For Fields, the answer is that all people are made for God. Our natural end, paradoxically, is a supernatural end. There is no such thing as "pure human nature" despite what many modern and secular thinkers have posited since the Enlightenment. People, indeed all of creation, are infused with prevenient grace that keeps them oriented toward God and capable of responding to His invitation for eternal life. Moreover, this prevenient grace was not removed when human nature was corrupted by original sin, otherwise God could not make the first step in calling us back to Himself. The only question is whether we will accept the sanctifying grace to achieve this end or fail in our purpose for existing.

"The human person, as a spirit in the created world, is defined by a supernatural end not proportionate to created nature."

"Grace consummates the nature that incarnates it. These twin orders originate as a unity-in-difference in God's absolute freedom and together they return humanity, vitiated by the Fall, to the glory for which it is created."


Or in the words of St. John Henry Newman:

"Divine grace does not by its presence supersede nature; nor is nature at once brought into simple concurrence and coalition with grace. Nature pursues its course, now coincident with that of grace, now counter to it, in proportion to its own imperfection and to the attraction and influence which grace exerts over it."

The challenge with this position is that it seems to either undermine God's freedom or His goodness. If we are naturally meant to be with God in eternity, then it would seem that He owes us sanctifying grace when it is actually a totally free gift of His love. If the gift of sanctifying grace is free but not everyone receives it by virtue of being human, then it would seem that God is cruel when in fact He is infinitely good. Fields spends the first part of his book in an intellectual tour de force, highlighting how various thinkers in 2000 years of history have sought to reconcile this problem, from St. Augustine, St. Anselm, St. Thomas Aquinas, St. Ignatius of Loyola, and Immanuel Kant to Georg Hegel, Karl Rahner, Louis Dupre, Henri de Lubac, St. John Paul II, and others.

Fields then synthesizes these competing theories into an analogical and sacramental model of nature and grace that resolves the tensions between human freedom, God's freedom, and what grace is required for justification. His reasoning complements various types of arguments to show that people indeed have only one end, including:

- The Rational Argument: The human mind is built in such a way that it will never be satisfied until God can answer all its questions

- The Volitional Argument: No one will ever be truly happy until their hearts rest in God, who alone is capable of satisfying all desires

- The Cosmic Argument: The entire universe is straining to be restored in the harmony of God's kingdom

After making his argument, Fields goes on to apply it in contemporary questions of Catholic theology, namely 1) aesthetics, 2) existence grounded in the utterly free love of God, and 3) ecumenism. The latter chapter is particularly incisive and entertaining. In it, Fields uses preveniently graced nature and the fact that everyone has a natural desire for God to explain the Catholic Church's position that all faiths can serve as a preparation for the Gospel, that everything which is authentically true and good in other faiths is implicitly oriented to Jesus Christ, and that the Catholic Church is the definitive bringer of salvation to souls that could nevertheless be saved through God's free and unknowable action of "baptism by desire" for sincere people of goodwill.

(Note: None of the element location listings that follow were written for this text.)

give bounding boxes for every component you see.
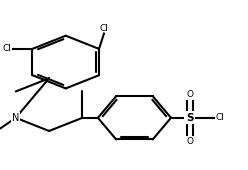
Text: Cl: Cl [99, 24, 108, 33]
Text: O: O [186, 137, 193, 146]
Text: N: N [12, 113, 20, 123]
Text: S: S [186, 113, 193, 123]
Text: Cl: Cl [2, 44, 11, 53]
Text: Cl: Cl [216, 113, 224, 122]
Text: O: O [186, 90, 193, 99]
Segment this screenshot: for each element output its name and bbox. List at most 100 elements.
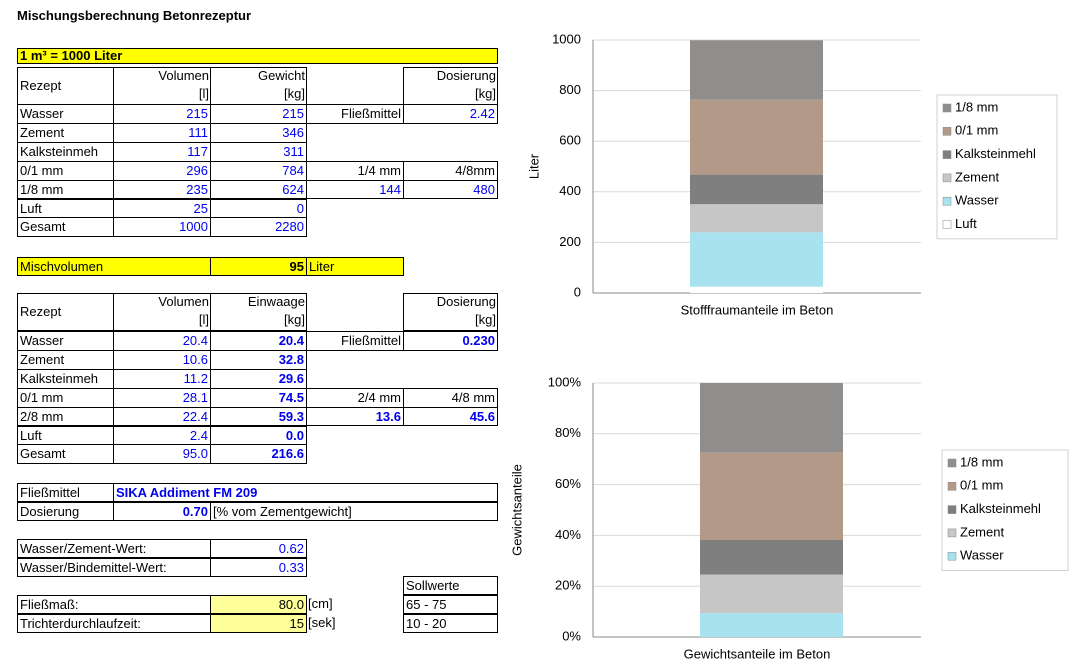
legend-swatch — [942, 173, 952, 183]
legend-label: 1/8 mm — [955, 99, 998, 114]
table-cell: 2280 — [210, 217, 307, 238]
legend-label: 0/1 mm — [955, 123, 998, 138]
table-cell: SIKA Addiment FM 209 — [113, 483, 498, 502]
caption: 1 m³ = 1000 Liter — [17, 48, 498, 64]
table-cell: 0.230 — [403, 331, 498, 351]
legend-swatch — [947, 505, 957, 514]
header-text: Dosierung — [436, 68, 496, 83]
table-cell: 1/8 mm — [17, 179, 114, 200]
table-cell: 144 — [306, 179, 404, 200]
legend-box — [941, 449, 1069, 571]
bar-segment — [700, 574, 843, 614]
table-cell: Zement — [17, 349, 114, 370]
legend-swatch — [942, 220, 952, 229]
table-cell: 1000 — [113, 217, 211, 238]
bar-segment — [700, 452, 843, 540]
legend-swatch — [942, 103, 952, 113]
table-cell: Fließmittel — [306, 331, 404, 351]
header-unit: [kg] — [284, 312, 305, 327]
header-text: Einwaage — [247, 294, 305, 309]
table-cell: 80.0 — [210, 595, 307, 614]
header-text: Dosierung — [436, 294, 496, 309]
table-cell: 2.4 — [113, 425, 211, 446]
table-cell: 13.6 — [306, 406, 404, 427]
table-cell: 215 — [210, 104, 307, 124]
table-cell: 0 — [210, 198, 307, 219]
legend-label: 1/8 mm — [960, 454, 1003, 469]
table-cell: 25 — [113, 198, 211, 219]
bar-segment — [690, 174, 823, 205]
bar-segment — [700, 539, 843, 575]
table-cell: 117 — [113, 141, 211, 162]
sheet-title: Mischungsberechnung Betonrezeptur — [17, 8, 252, 23]
legend-label: Wasser — [960, 548, 1004, 563]
legend-label: Zement — [960, 524, 1004, 539]
header-unit: [l] — [198, 312, 209, 327]
table-cell: 11.2 — [113, 368, 211, 389]
table-cell: 480 — [403, 179, 498, 200]
table-cell: 0.0 — [210, 425, 307, 446]
table-cell: Wasser — [17, 331, 114, 351]
table-cell: Wasser — [17, 104, 114, 124]
table-cell: 20.4 — [113, 331, 211, 351]
table-cell: 29.6 — [210, 368, 307, 389]
table-cell: Mischvolumen — [17, 257, 211, 276]
table-cell: Wasser/Zement-Wert: — [17, 539, 211, 558]
bar-segment — [690, 204, 823, 233]
table-cell: 0.62 — [210, 539, 307, 558]
table-cell: 4/8 mm — [403, 387, 498, 408]
y-tick-label: 400 — [559, 183, 581, 198]
legend-swatch — [947, 551, 957, 561]
legend-label: Wasser — [955, 193, 999, 208]
header-text: Volumen — [158, 68, 209, 83]
table-cell: 0/1 mm — [17, 160, 114, 181]
y-tick-label: 20% — [555, 578, 581, 593]
header-cell: Rezept — [17, 67, 114, 105]
y-tick-label: 60% — [555, 476, 581, 491]
header-cell: Rezept — [17, 293, 114, 331]
table-cell: 0/1 mm — [17, 387, 114, 408]
y-tick-label: 600 — [559, 133, 581, 148]
bar-segment — [690, 232, 823, 287]
table-cell: Dosierung — [17, 502, 114, 521]
table-cell: [cm] — [308, 596, 333, 611]
legend-label: Luft — [955, 216, 977, 231]
x-tick-label: Gewichtsanteile im Beton — [684, 646, 831, 661]
legend-label: Kalksteinmehl — [955, 146, 1036, 161]
y-tick-label: 40% — [555, 527, 581, 542]
table-cell: 95.0 — [113, 444, 211, 465]
table-cell: 10.6 — [113, 349, 211, 370]
table-cell: 4/8mm — [403, 160, 498, 181]
table-cell: 215 — [113, 104, 211, 124]
table-cell: Liter — [306, 257, 404, 276]
legend-label: Zement — [955, 169, 999, 184]
table-cell: 0.33 — [210, 557, 307, 577]
table-cell: Kalksteinmeh — [17, 368, 114, 389]
table-cell: Luft — [17, 198, 114, 219]
table-cell: 784 — [210, 160, 307, 181]
y-axis-label: Gewichtsanteile — [509, 464, 524, 556]
bar-segment — [690, 286, 823, 293]
table-cell: Gesamt — [17, 217, 114, 238]
table-cell: 32.8 — [210, 349, 307, 370]
table-cell: 111 — [113, 122, 211, 143]
y-tick-label: 0 — [574, 284, 581, 299]
header-text: Gewicht — [258, 68, 305, 83]
table-cell: 624 — [210, 179, 307, 200]
table-cell: Fließmaß: — [17, 595, 211, 614]
table-cell: 1/4 mm — [306, 160, 404, 181]
y-tick-label: 0% — [562, 628, 581, 643]
table-cell: Kalksteinmeh — [17, 141, 114, 162]
table-cell: 22.4 — [113, 406, 211, 427]
header-unit: [kg] — [284, 86, 305, 101]
header-unit: [l] — [198, 86, 209, 101]
table-cell: [% vom Zementgewicht] — [210, 502, 498, 521]
header-text: Volumen — [158, 294, 209, 309]
table-cell: 235 — [113, 179, 211, 200]
table-cell: Trichterdurchlaufzeit: — [17, 613, 211, 633]
table-cell: 74.5 — [210, 387, 307, 408]
bar-segment — [690, 99, 823, 175]
table-cell: 2/4 mm — [306, 387, 404, 408]
y-tick-label: 80% — [555, 425, 581, 440]
x-tick-label: Stofffraumanteile im Beton — [681, 302, 834, 317]
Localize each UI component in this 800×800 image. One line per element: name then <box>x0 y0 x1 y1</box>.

An under-developed part of the book is Fields' engagement with the theology of St. Paul. While Fields briefly quotes Paul's letter about the universe "groaning in labor pains" until all of creation is made anew in the kingdom of God, he does not directly apply his model of nature and grace to St. Paul's other teachings about people being "reborn" and "putting on new flesh" in baptism. Directly addressing these core aspects of Catholic teaching would help Fields' argument that people have one supernatural end and that grace does not invade or violently supplant fallen human nature.

Stephen Fields is a Catholic theologian, Jesuit priest, and professor at Georgetown University. This book is a highly technical work intended for his academic peer audience. To not throw the book down in frustration, amateur readers like me should have previously read the works of Aquinas and Augustine, have a basic understanding of church history, and have a minimal idea of who Karl Rahner, Louis Dupre, Hans Urs von Balthasar, and Henri de Lubac are (the primary 20th century theologians that Fields engages with to form his own conclusions).

Read this book if you want to see contemporary Catholic theology in action. It shows that theology is not a dead letter or needless quibbling over a museum of pre-decided questions. Fields has made a lively and original contribution to Catholic thought which leads us ever deeper into the person of Jesus Christ and the final truth of who we are.